Put another way, the money you save by removing or correcting just 200 bad addresses from your mailing list could equal the money you would make (assuming a net profit before taxes of up to ten percent) on a $1,000 regulator/BC package sale.

Sobering, isn’t it? This is why you want to mark every piece of direct-mail with an address correction endorsement (ask your mailing house how to do this in accordance with current postal regulations). This will cost you and additional fee; however, it can pay for itself by helping prevent you from repeatedly sending expensive mailing pieces to bad addresses. (Of course, for this to work, you need to actually enter the corrected addresses into your database when you get them.)

Point of Sale Computer

People appear to change e-mail addresses with much greater frequency than they do physical mailing addresses. Change of jobs, change of Internet service provides — or just plain frustration over an ever-increasing deluge of spam — these are all reasons customers drop their current e-mail address in favor of a new one. Customers often get a second e-mail address from services such as Hotmail, Yahoo or Gmail with the specific intention of abandoning it once the amount of spam they receive becomes overbearing. Unfortunately, such addresses can easily constitute 20 percent of your electronic mailing list.

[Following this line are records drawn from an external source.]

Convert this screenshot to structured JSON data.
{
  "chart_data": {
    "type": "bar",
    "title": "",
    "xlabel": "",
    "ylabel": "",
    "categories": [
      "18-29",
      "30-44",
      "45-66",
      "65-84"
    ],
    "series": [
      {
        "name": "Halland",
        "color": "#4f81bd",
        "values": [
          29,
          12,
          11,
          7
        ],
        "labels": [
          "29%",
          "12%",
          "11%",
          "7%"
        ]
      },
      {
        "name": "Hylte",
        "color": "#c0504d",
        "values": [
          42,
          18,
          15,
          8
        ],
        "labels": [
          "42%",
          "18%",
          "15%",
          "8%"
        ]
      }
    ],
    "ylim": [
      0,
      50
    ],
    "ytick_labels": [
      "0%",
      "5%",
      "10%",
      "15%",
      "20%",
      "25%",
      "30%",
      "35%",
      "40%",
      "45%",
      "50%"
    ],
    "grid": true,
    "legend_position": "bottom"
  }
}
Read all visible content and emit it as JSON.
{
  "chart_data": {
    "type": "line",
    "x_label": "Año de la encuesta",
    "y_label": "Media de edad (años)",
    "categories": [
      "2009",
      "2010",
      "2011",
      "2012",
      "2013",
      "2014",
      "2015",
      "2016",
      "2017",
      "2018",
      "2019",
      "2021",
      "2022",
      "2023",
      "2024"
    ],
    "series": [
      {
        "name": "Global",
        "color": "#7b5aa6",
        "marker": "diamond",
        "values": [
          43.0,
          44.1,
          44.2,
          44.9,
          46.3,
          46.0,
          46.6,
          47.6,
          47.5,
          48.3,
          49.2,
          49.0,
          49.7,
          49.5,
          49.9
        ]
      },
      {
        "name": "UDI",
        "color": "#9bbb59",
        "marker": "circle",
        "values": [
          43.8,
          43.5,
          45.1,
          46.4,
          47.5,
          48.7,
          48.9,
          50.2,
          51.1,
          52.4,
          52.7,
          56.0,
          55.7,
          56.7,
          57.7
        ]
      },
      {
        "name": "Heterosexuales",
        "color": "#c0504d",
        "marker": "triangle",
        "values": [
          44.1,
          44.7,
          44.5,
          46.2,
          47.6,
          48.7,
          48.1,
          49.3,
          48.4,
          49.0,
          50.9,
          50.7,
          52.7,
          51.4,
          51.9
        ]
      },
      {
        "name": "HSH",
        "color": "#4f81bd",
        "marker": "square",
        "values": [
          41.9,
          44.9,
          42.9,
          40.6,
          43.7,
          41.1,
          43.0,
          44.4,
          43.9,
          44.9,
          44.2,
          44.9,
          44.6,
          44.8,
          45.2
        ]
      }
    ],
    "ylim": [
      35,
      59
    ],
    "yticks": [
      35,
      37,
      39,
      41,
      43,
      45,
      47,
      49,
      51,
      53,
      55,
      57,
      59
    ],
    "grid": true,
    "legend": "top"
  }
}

Of course, at first glance, it may appear as though e-mail sent to bad addresses doesn’t cost you anything — at least not in terms of printing and postage. But consider:

In the long run, it helps to know that the e-mail addresses you have in your customer database are as accurate as humanly possible. It can save you time an money, and help you better track the effectiveness of your e-mail marketing campaigns.

The first time you do an e-mail or direct-mail promotion, the volume of bad addresses you have to deal with (as much as 30 percent) may seem daunting. However, if you take the time to remove or correct these addresses, you will find that the number you have to deal with on subsequent mailings will be manageable (typically ten percent or less).

Updating mailing list information in your point-of-sale computer is a good task for your employees during slow periods when there are no customers in the store. (It beats paying them to just stand around.) Just don’t procrastinate.